The little-known policy applies to anyone born abroad between Feb. 15, 1977, and April 16, 1981, to Canadian parents who were also born outside the country.
The rule was abolished by the Conservative government in 2009, but the change wasn't retroactive, so it didn't include anyone who had already turned 28 by then.
Funk said she only learned about the law this spring after trying to renew her passport.
The law was drafted in the 1970s out of concern that citizenship could be passed along indefinitely to generations abroad who were less and less connected to Canada, said Audrey Macklin, a law professor at the University of Toronto.
Macklin said it wasn't necessarily unfair, at least in theory, to require someone twice removed from being born in Canada to prove a connection to the country.
The problem, though, was rooted in the government's inability to identify and inform those people that their citizenship would "evaporate" if they didn't take specific steps to retain it, she said.
Lindsay Wemp, a spokeswoman with Citizenship and Immigration Canada, said in an email that the immigration minister can offer discretionary citizenship in extraordinary circumstances on a case-by-case basis.
Funk said she contacted Minister John McCallum's office in July and has yet to receive a response.
Donald Galloway, a University of Victoria law professor, said he didn't think the government has taken the necessary steps to let people know "the narrow hinge" their status was hanging on.
"I think it's quite shocking to live in a country where the government creates these byzantine rules and says 'Well, it's up to you to know the details,"' he said.
Funk isn't alone.
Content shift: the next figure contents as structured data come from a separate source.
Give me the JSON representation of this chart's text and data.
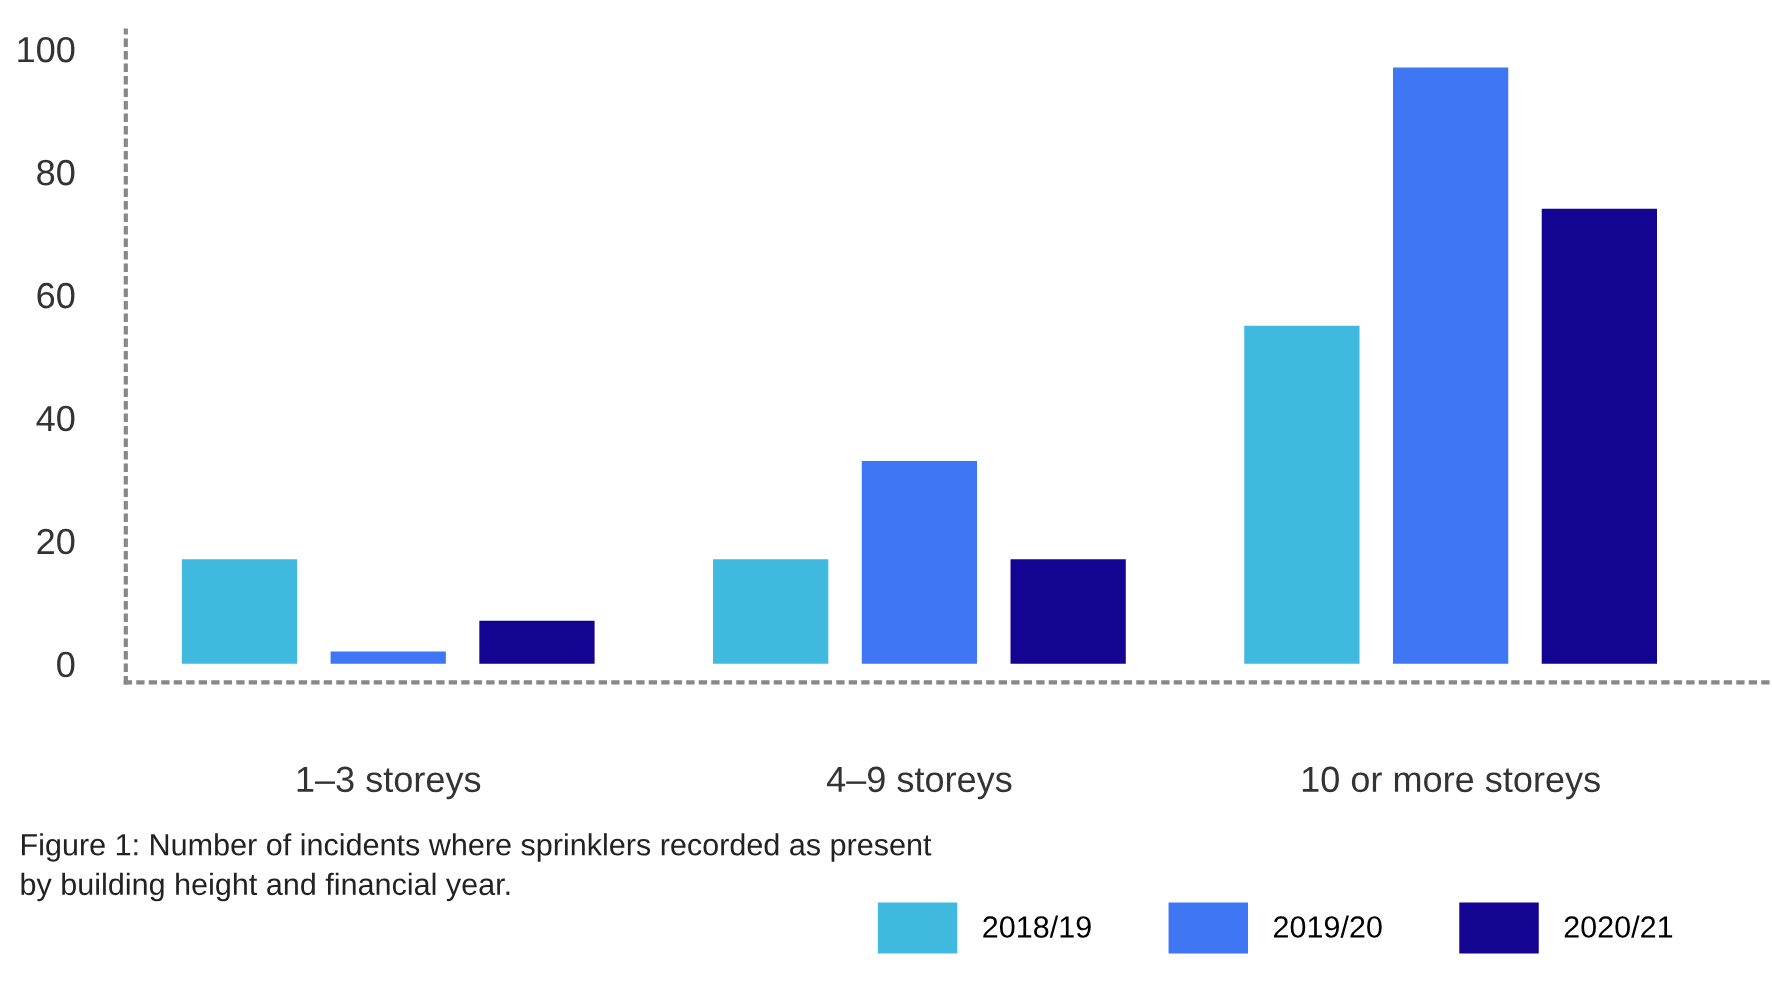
{
  "chart_data": {
    "type": "bar",
    "categories": [
      "1–3 storeys",
      "4–9 storeys",
      "10 or more storeys"
    ],
    "series": [
      {
        "name": "2018/19",
        "color": "#3fb9de",
        "values": [
          17,
          17,
          55
        ]
      },
      {
        "name": "2019/20",
        "color": "#3f76f4",
        "values": [
          2,
          33,
          97
        ]
      },
      {
        "name": "2020/21",
        "color": "#130491",
        "values": [
          7,
          17,
          74
        ]
      }
    ],
    "ylim": [
      -3,
      103
    ],
    "yticks": [
      0,
      20,
      40,
      60,
      80,
      100
    ],
    "grid": false,
    "legend": "bottom right",
    "annotations": [
      "Figure 1: Number of incidents where sprinklers recorded as present\nby building height and financial year."
    ]
  }
}
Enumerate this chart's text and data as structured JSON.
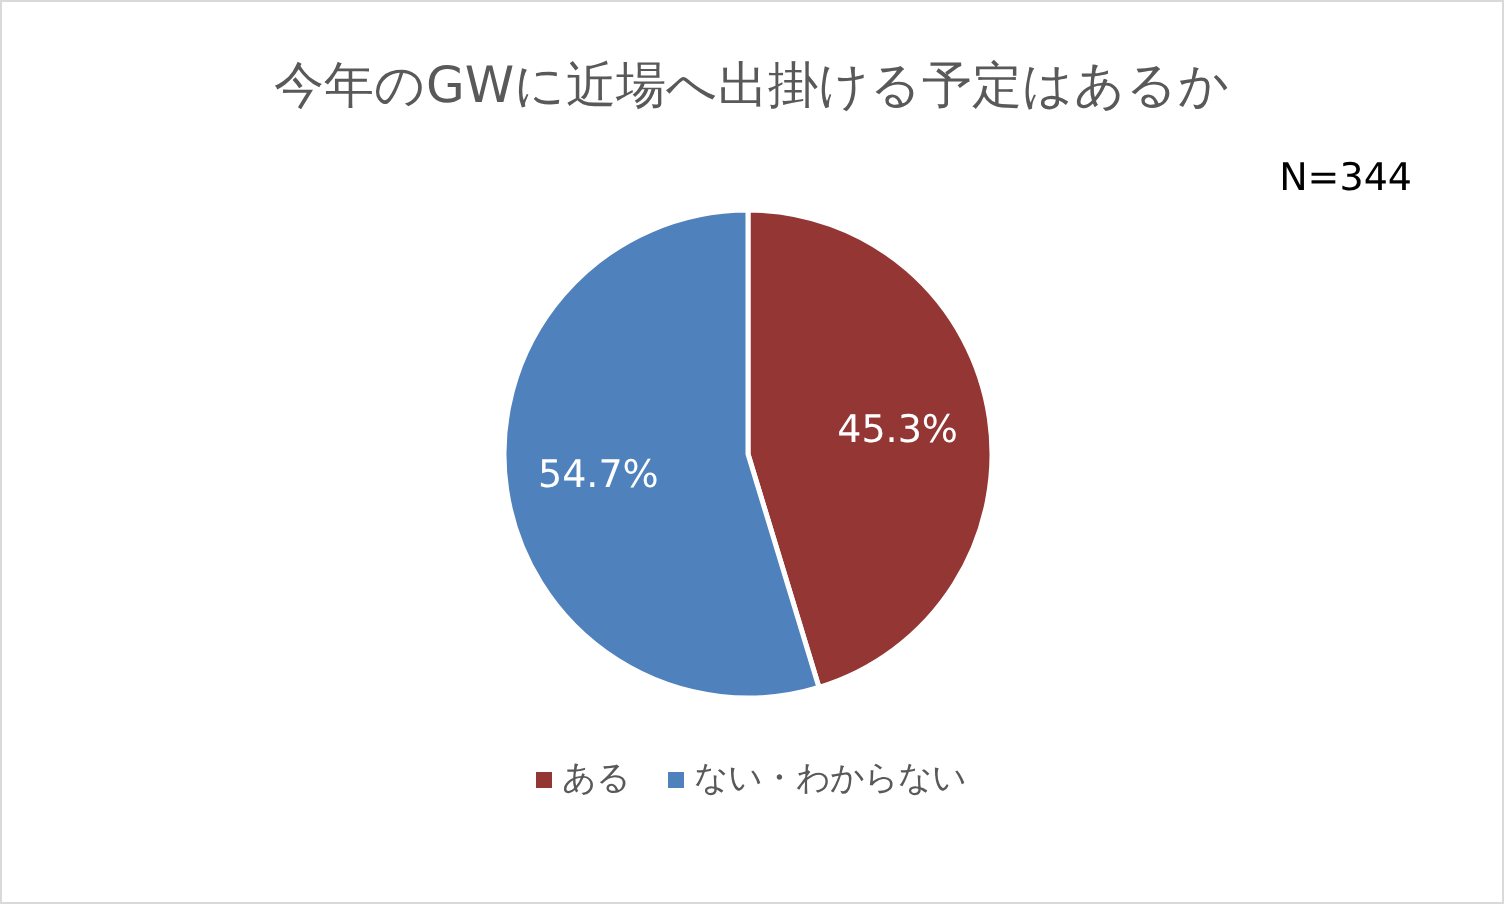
{
  "chart_data": {
    "type": "pie",
    "title": "今年のGWに近場へ出掛ける予定はあるか",
    "categories": [
      "ある",
      "ない・わからない"
    ],
    "values": [
      45.3,
      54.7
    ],
    "colors": [
      "#943634",
      "#4f81bd"
    ],
    "value_labels": [
      "45.3%",
      "54.7%"
    ],
    "legend": "bottom",
    "annotations": [
      "N=344"
    ]
  }
}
Eva Friesen of Steinbach, Man., became stateless after losing her citizenship at the age of 28. She had to officially immigrate to Canada after living as a Canadian since she was six.
The now-37-year-old woman heard about the rule by word of mouth when she was 27, but she said that didn't give her enough time to arrange the necessary paperwork before the deadline.
"I think that's totally unfair, especially if you grew up here and you know nothing else," she said.
Another unrelated Manitoba resident, Monica Friesen, discovered at 30 that she had let her citizenship lapse decades after arriving to Canada.
"I don't understand how the government can't inform people," she said. "I hope (my story) opens up the eyes of the government that maybe something should be done."
She eventually received a discretionary grant.
Galloway estimates there are hundreds affected by the law, many of whom are likely unaware. An Immigration Canada spokeswoman said the exact figure is unknown, but small.
The policy is another chapter in the story of the "lost Canadians," made up of residents whose citizenship was either revoked or never granted in the first place due to kinks in Canada's laws.
Over the years, the government has legislated corrections for the oversights, normally by retroactively offering citizenship to affected groups, from war brides to the children of soldiers born overseas. But recourse was never offered to those affected by the 28-year rule.
Don Chapman, the self-styled leader of the lost Canadians, has been lobbying on behalf of these groups for years.
"The laws are a dog's breakfast," Chapman said in an email, adding that Canada's reputation as being fair and compassionate is not always deserved.
While not caught by the 28-year rule, Jim McLellan of Wolfville, N.S., has experienced firsthand the sometimes tragic fallout of Canada's idiosyncratic citizenship laws.
McLellan was born in the United States in 1945 to a Canadian mother and an American father. Prior to 1947, Canadian law denied citizenship to any child born abroad to a Canadian woman who was married to a foreigner.
He said he entered Canada in 2005 to care for his ailing mother and didn't visit a hospital about his own deteriorating health in order to avoid the risk of deportation.
Legal changes in 2015 paved the long road to citizenship, after which McLellan learned he had terminal lung cancer, which had metastisized to his brain. Eight months ago, he was given four months to live.
"I'll be dead in a few weeks," McLellan said in a recent interview, his voice slurring slightly. "I had to live all of that time without health care."
McLellan said he hopes his story inspires Prime Minister Justin Trudeau to make good on his word that "A Canadian is a Canadian is a Canadian."
"We're ready to shout it from the rooftops," McLellan said.